[Images: "Artificial clouds" designed at Qatar University under the direction of Saud Abdul Ghani; images from a video hosted by the BBC].
"Artificial clouds" driven by solar-powered engines might be deployed at the 2022 World Cup in Qatar to help keep the stadiums from overheating. Each cloud, as a short video hosted over at the BBC explains, "is constructed from an advanced, lightweight, and strong carbon-fiber material."
The interior of the cloud is injected with helium gas to make it float. The cloud hovers like a helicopter and is remotely controlled. In this way, the cloud hovers over the football ground, shielding it from direct sunlight and providing a favorable climatic environment. The cloud is also programmed to continuously change its shielding position according to the prevailing east-to-west path of the sun.

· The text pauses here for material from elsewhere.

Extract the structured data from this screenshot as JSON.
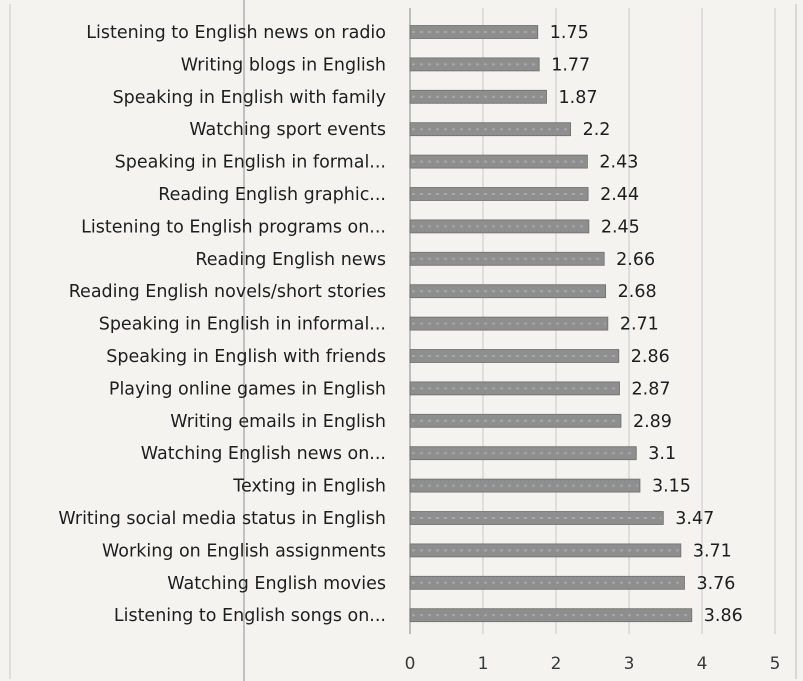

So much for roofs, then, if you can simply deploy artificial meteorological events in the form of robotic clouds at an estimated cost of $500,000 each...

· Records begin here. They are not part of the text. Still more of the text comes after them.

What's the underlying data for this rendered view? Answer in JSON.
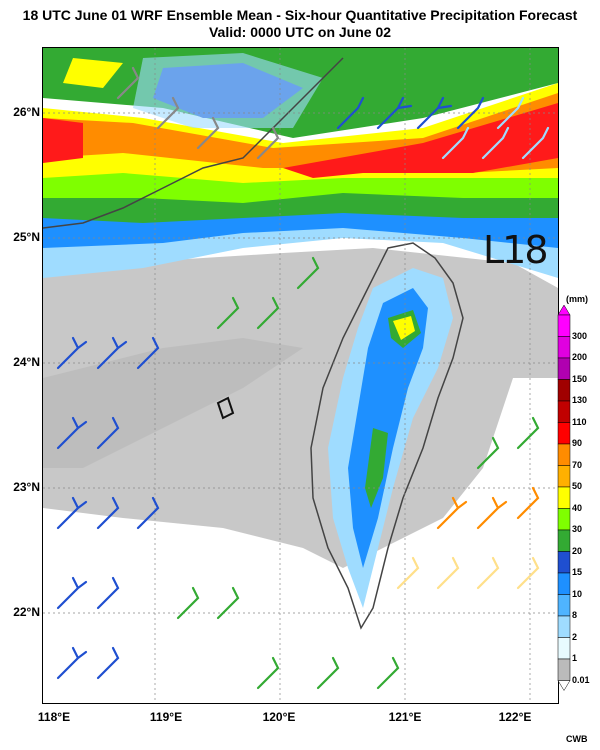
{
  "title_line1": "18 UTC June 01 WRF Ensemble Mean - Six-hour Quantitative Precipitation Forecast",
  "title_line2": "Valid: 0000 UTC on June 02",
  "map_label": "L18",
  "latitude_labels": [
    "26°N",
    "25°N",
    "24°N",
    "23°N",
    "22°N"
  ],
  "longitude_labels": [
    "118°E",
    "119°E",
    "120°E",
    "121°E",
    "122°E"
  ],
  "colorbar": {
    "unit": "(mm)",
    "levels": [
      "300",
      "200",
      "150",
      "130",
      "110",
      "90",
      "70",
      "50",
      "40",
      "30",
      "20",
      "15",
      "10",
      "8",
      "2",
      "1",
      "0.01"
    ],
    "colors": [
      "#ff00ff",
      "#e000e0",
      "#b000b0",
      "#a00000",
      "#c00000",
      "#ff0000",
      "#ff8c00",
      "#ffb000",
      "#ffff00",
      "#7fff00",
      "#33aa33",
      "#1f4fd0",
      "#1e90ff",
      "#4fb4ff",
      "#9fdcff",
      "#e8fbff",
      "#bbbbbb"
    ]
  },
  "credit": "CWB"
}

[Images: "Artificial clouds" designed at Qatar University under the direction of Saud Abdul Ghani; images from a video hosted by the BBC].
After all, I suppose it makes sense that the next step in temporary event architecture will be a remote-controlled swarm of rearrangeable horizontal and vertical surfaces, forming ceilings, roofs, walls, floors, ramps, and stairways.
However, justifiable skepticism aside, there is something fantastically interesting in the suggestion that a regional architecture, whose formal and technical history includes several centuries' worth of portable tent design, would—and I exaggerate—leapfrog past the idea of stationary, permanent construction altogether and instead go for something like an on-demand spatial robotics, such as the "artificial clouds" seen here.
Are instantly deployable, remote-controlled sun shielding surfaces—unmanned aerial architecture, perhaps—a kind of unexpected next step in the evolution of tent design? Nomad caravans wander through the desert with strange, helium-filled wireless air pillows whirring quietly overhead. Perhaps they could even be Wifi hotspots. The ErgNet.